HTC boss Peter Chou, said at the end of May: "There has been overwhelmingly customer feedback that people want access to open bootloaders on HTC phones. I'm confirming we will no longer be locking the bootloaders on our devices."
However no HTC, other than the HTC-made Nexus One 'Google Phone', has yet arrived with an unlocked bootloader and only now is the firm unlocking the latest smartphone, the HTC Sensation.

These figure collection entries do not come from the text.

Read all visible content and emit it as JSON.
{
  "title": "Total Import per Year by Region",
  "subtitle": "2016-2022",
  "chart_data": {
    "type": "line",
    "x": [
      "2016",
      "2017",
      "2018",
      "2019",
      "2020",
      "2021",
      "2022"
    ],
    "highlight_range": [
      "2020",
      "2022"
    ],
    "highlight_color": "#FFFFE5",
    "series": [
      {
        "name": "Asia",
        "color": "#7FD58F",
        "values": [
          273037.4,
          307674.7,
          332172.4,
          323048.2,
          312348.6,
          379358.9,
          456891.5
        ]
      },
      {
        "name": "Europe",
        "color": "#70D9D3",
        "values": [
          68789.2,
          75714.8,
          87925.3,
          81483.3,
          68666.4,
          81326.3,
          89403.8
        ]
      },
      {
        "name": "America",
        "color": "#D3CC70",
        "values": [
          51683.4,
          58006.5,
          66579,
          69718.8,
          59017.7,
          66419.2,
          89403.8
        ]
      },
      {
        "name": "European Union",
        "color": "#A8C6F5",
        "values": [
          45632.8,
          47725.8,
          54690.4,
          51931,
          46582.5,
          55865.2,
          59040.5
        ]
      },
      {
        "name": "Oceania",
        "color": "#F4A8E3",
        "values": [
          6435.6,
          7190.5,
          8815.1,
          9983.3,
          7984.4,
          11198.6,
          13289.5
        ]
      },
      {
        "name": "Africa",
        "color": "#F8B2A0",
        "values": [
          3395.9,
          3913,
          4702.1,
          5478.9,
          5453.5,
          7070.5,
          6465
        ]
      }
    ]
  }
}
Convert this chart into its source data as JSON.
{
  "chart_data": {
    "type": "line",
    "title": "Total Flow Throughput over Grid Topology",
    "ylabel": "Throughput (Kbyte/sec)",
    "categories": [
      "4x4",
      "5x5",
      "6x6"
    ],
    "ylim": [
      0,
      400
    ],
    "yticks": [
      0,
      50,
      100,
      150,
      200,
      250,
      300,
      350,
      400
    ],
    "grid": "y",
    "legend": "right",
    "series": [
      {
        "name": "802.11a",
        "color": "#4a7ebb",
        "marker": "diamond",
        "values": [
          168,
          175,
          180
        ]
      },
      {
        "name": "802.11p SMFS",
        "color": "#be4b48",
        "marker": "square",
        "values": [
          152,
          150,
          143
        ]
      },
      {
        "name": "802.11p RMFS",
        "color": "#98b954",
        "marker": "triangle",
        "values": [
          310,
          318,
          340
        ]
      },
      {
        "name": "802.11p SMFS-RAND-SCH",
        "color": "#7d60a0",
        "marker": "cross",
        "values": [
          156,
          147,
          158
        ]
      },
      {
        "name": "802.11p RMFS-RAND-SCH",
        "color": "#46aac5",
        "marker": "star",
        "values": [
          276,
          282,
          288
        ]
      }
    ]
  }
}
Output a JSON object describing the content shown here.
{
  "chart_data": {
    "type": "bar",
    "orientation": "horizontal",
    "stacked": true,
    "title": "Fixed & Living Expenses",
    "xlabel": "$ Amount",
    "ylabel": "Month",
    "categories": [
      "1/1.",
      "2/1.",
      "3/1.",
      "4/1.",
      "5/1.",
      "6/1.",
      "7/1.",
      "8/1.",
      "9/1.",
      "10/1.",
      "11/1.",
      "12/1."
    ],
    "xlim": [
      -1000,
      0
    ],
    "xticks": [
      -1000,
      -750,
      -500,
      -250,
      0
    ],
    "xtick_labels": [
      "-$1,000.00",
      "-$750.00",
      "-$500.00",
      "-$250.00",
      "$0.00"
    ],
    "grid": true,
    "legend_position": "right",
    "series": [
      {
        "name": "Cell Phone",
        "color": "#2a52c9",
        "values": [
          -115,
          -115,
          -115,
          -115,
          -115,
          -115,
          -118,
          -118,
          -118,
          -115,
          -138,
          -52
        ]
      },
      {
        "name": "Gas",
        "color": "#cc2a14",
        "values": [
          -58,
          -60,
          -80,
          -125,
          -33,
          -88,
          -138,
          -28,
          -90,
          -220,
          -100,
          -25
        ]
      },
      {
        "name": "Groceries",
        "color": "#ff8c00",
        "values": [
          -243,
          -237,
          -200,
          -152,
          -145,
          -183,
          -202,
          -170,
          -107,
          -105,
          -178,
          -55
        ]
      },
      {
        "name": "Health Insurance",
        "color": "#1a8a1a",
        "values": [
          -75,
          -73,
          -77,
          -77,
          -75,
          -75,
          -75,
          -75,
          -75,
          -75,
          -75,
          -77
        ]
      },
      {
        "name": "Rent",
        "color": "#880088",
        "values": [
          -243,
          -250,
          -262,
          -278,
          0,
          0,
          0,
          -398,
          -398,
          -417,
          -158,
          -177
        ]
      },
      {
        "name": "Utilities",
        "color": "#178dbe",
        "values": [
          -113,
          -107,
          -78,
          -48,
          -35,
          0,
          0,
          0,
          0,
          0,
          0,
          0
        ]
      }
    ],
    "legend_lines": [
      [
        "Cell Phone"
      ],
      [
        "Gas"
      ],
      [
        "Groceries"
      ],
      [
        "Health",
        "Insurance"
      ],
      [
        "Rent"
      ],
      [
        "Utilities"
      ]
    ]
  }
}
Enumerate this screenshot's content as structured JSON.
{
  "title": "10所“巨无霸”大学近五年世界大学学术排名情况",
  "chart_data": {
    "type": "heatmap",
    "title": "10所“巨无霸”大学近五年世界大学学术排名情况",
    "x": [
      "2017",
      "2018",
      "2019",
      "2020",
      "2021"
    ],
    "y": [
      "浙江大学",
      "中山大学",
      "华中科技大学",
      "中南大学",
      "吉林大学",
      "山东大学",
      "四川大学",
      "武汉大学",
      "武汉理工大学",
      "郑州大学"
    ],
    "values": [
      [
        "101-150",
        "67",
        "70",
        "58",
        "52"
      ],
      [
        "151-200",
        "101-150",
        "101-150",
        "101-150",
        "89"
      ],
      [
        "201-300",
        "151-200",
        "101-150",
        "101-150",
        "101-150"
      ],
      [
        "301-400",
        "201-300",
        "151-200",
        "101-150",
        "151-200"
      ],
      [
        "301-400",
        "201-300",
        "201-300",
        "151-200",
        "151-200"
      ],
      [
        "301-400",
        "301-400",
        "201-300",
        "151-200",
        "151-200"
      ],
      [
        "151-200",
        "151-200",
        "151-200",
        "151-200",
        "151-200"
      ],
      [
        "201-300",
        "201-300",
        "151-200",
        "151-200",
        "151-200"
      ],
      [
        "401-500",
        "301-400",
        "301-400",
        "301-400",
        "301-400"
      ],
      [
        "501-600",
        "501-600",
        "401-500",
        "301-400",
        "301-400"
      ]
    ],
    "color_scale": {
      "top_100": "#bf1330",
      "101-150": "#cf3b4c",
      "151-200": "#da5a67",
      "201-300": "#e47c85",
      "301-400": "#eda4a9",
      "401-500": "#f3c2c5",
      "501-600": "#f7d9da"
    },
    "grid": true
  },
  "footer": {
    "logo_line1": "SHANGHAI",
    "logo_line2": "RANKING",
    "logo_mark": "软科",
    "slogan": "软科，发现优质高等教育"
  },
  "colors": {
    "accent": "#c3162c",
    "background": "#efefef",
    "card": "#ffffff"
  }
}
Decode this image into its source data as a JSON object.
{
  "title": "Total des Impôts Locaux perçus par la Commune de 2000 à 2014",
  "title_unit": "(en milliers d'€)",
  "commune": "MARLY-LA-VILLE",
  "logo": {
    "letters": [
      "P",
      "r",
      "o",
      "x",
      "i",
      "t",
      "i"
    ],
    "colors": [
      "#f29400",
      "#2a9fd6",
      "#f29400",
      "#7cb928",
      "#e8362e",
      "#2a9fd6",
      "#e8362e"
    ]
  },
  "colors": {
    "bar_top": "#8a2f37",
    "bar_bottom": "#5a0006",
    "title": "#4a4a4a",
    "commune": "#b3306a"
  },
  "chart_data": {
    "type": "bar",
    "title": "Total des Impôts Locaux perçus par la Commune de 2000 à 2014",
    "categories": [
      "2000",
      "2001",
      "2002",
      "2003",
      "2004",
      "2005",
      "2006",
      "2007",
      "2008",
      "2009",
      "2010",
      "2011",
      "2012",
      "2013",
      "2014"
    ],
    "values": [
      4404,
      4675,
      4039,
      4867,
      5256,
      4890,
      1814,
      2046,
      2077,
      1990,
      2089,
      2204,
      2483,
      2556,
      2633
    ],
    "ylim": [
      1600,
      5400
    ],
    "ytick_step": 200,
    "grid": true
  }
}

HTC said unlocking the bootloader, which enables using third-party Android operating system builds such as the popular Cyanogen Mod, was a "complex challenge that requires a new software build and extensive testing."
Concentrating resources on updates for currently shipping products ahead of older models will be quite familiar to owners of older handsets that experienced extensive delays in receiving Android updates in the past.
Even unlocking the Sensation is expected to be "fully operation by early September". HTC would only say that the firm would continue rolling out bootloader unlocking updates to other devices as "part of maintenance releases."
Unlocked bootloaders have become more common since manufacturers first began to draw attention to unlocked bootloaders, designed to be attractive to an enthusiast market. The same market that are often the early adopters of the latest and greatest high-end Android handset.
Samsung have warmed to the third-party Android developer market to such an extent that they sent free Galaxy S II handsets to the Cyanogen Mod team.